そのうえで今回のケースでは、再雇用の場合、役職に就くことも想定されていないことなどから「正社員の基本給とは異なる性質や支給の目的があるとみるべきだ」と指摘しました。
そして、こうした性質などの違いについて2審は十分に検討していないとして、名古屋高等裁判所で審理をやり直すよう命じました。
正規雇用と非正規雇用の賃金格差をめぐっては、これまでに賞与や手当に関する最高裁の判断はありますが、基本給について判断が示されたのは初めてです。
原告側の中谷雄二弁護士は「この裁判は1審から多くの企業に影響を与えたが、『正社員の60%で許される』という悪い使われ方もした。
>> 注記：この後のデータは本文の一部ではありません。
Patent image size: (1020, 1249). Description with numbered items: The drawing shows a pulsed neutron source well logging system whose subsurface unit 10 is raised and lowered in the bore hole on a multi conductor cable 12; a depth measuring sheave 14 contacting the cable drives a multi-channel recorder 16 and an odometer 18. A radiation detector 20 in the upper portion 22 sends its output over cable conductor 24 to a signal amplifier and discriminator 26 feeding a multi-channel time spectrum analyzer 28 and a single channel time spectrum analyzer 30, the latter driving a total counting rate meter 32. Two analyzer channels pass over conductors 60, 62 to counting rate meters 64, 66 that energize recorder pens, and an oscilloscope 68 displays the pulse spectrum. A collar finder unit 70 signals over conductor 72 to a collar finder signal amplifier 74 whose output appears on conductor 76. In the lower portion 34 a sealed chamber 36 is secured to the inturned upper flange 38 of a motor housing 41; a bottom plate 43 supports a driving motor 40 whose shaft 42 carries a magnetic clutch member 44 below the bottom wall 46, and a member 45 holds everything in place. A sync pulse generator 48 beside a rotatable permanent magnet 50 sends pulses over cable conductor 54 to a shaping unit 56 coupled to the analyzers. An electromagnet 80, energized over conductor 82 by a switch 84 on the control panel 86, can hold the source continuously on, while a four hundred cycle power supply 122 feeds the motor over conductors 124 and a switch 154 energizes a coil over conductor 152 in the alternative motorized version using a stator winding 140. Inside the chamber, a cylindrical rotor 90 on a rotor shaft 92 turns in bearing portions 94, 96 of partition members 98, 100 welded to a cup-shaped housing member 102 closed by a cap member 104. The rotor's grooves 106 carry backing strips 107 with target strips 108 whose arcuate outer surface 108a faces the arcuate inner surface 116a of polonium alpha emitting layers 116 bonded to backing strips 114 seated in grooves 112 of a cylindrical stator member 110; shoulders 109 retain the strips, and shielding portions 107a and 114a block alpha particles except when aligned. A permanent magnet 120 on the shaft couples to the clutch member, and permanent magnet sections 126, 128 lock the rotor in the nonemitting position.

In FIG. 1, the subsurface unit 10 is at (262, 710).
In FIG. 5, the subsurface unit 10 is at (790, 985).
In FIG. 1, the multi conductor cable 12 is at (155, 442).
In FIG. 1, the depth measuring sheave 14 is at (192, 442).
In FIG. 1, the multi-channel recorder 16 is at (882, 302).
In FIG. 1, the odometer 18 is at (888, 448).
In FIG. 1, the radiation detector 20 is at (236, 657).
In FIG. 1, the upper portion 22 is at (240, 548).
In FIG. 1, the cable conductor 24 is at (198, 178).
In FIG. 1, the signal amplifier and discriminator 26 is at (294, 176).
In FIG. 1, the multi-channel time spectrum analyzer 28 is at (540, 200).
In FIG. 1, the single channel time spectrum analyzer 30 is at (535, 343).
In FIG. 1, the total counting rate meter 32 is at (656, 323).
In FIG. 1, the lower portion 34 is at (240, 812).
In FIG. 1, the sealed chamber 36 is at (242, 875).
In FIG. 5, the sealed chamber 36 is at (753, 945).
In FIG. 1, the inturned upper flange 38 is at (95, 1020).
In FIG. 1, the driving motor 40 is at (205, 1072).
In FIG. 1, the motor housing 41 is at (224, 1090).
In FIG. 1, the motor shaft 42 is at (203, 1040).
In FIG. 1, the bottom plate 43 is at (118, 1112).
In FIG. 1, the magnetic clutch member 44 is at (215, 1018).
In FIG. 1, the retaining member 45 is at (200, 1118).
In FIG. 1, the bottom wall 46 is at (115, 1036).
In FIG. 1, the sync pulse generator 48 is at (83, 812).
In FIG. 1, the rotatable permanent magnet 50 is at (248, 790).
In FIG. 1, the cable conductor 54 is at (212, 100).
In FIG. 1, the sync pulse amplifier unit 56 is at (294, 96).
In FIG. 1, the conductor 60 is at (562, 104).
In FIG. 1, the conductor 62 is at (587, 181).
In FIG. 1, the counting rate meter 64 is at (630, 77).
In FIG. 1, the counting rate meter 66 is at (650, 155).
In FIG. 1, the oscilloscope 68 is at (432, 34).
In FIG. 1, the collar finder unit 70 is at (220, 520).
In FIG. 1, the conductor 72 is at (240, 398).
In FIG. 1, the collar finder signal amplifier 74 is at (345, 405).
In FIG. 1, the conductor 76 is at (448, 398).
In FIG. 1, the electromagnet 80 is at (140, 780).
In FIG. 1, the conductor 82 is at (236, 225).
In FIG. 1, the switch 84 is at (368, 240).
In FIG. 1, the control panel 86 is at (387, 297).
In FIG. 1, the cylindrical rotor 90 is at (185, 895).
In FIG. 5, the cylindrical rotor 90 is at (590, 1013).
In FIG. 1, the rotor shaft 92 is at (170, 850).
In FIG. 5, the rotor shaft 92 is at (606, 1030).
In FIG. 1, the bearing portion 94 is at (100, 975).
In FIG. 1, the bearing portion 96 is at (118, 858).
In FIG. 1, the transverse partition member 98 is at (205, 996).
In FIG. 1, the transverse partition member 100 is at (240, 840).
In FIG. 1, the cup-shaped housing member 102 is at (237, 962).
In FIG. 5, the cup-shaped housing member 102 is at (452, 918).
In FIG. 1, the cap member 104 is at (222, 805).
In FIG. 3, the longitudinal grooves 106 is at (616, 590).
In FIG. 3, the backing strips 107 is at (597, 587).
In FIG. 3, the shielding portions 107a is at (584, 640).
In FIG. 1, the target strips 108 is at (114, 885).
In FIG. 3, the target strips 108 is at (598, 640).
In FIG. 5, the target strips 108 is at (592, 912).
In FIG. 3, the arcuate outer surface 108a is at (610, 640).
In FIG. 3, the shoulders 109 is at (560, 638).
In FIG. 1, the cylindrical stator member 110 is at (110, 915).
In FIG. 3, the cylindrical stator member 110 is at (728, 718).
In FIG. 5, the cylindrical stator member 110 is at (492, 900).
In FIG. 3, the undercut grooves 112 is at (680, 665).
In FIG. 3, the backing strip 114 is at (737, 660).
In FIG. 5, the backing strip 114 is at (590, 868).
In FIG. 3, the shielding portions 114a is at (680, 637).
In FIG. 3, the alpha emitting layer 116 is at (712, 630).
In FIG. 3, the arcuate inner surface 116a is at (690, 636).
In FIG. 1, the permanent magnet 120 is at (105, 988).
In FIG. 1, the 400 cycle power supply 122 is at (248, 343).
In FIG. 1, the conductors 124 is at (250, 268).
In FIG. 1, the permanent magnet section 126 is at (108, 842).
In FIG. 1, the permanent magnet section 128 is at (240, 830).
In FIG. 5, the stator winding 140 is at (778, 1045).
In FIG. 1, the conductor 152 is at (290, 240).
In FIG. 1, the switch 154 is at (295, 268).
『基本給の性質や目的を明確にしなさい』と最高裁が示したことで、ほかの企業や労働者にとっても目安になると思う」と話しています。 一方、名古屋自動車学校は「担当者が不在なのでコメントを控える」としています。
また、「少子化で人手不足になり高齢者の役割が重要になる中、企業によっては定年を延ばして正社員と同じような待遇にそろえる動きも見られる。これまで再雇用はするけど賃金を大きく下げるというところも多かったが、判決が示した方向性は高齢者雇用の観点からも重要だ」と話していました。